ABOARD RENAISSANCE- Rain dampened the deck, streets and roads but not our memories as we hugged the crew and piled into our trusty van with deck man, driver, guide and captain-in-training Arnald Poussin for the three hour-drive to Paris.
More hugs as he dropped us of at European Waterways’ Paris meeting center, Hotel Westminster. Just enough time for lunch, to tour the Eastern Antiquities collection at the Louvre (a weak but heart-felt gesture of scorn for the Isis-idiots destroying their cultural heritage) and a fun dinner at Le Grand Café Capucines before returning to reality.
Notes on Renaissance:
The refitted Renaissance is the longest and widest barge on the canal, giving her eight passengers the most spacious surroundings available. Our stern cabin, Moliere, featured a large bath and more room than any other cruise cabin I have ever inhabited.
The Briare canal is France’s oldest, opening in1642, and travels through both natural and finely sculpted landscapes, quaint villages and nearby attractions. For long stretches the only sound to be heard on the foredeck is that of birdsong and the soft hum of the engine.

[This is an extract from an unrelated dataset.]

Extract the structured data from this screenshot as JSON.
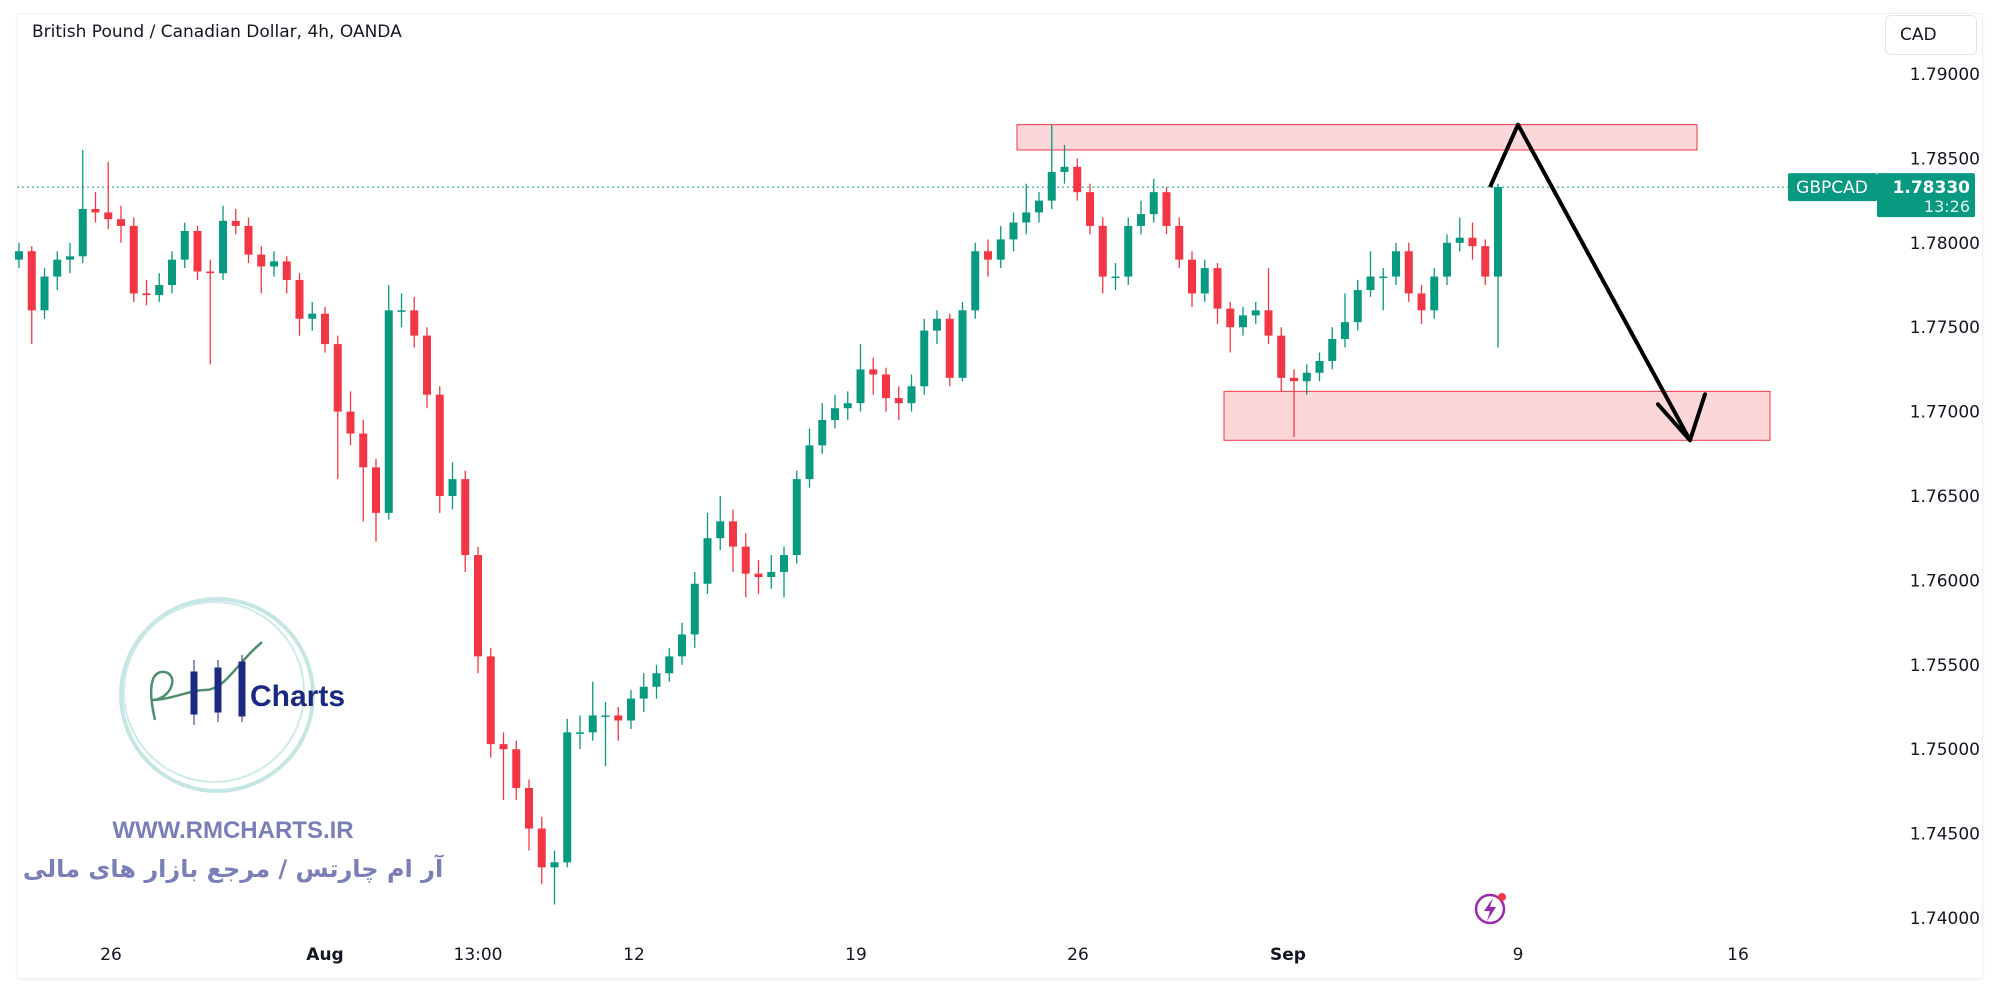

Although the distance between Montargis and Chatillon-Sur-Loire can be driven in mere hours, Renaissance’s leisurely pace allows a getaway that is both relaxing and culturally deep. Nothing other than breakfast, which starts at 8 a.m., begins before 9 a.m.
The culinary experience is extraordinary. Chef Luke offers a daily special in addition to the standing buffet of charcuterie, cheeses, fresh and dried fruits, cereals and warm from the bakery breads and rolls.
Lunches may be buffet style or prepared and always include a salad or main course, cheese, dessert and both red and white wines. Dinner consists of starter, main course with vegetables, mild and “aromatic” cheeses plus dessert, again with a white wine starter followed by a red, both exceptional.
Each day diners are met with fresh floral centerpieces, fine faience porcelain and bright touches from creatively folded napkins to a tablecloth sprigged with wild daisies and buttercups.
The lounge is comfortable and inviting, enhanced by flowers as well as a platter of macaroons.
Passengers can be as active, riding along on bicycles or walking the towpaths, or as indolent as they choose. Outings alternate with cruising so one can be both relaxed and active. Game, cards, reading and listening material are on hand for inclement days if conversations with fellow passengers aren’t enough to pass the time.
Between the glistening barge, the scenic surroundings and the ever-helpful crew, one would have to work very hard not to be delighted.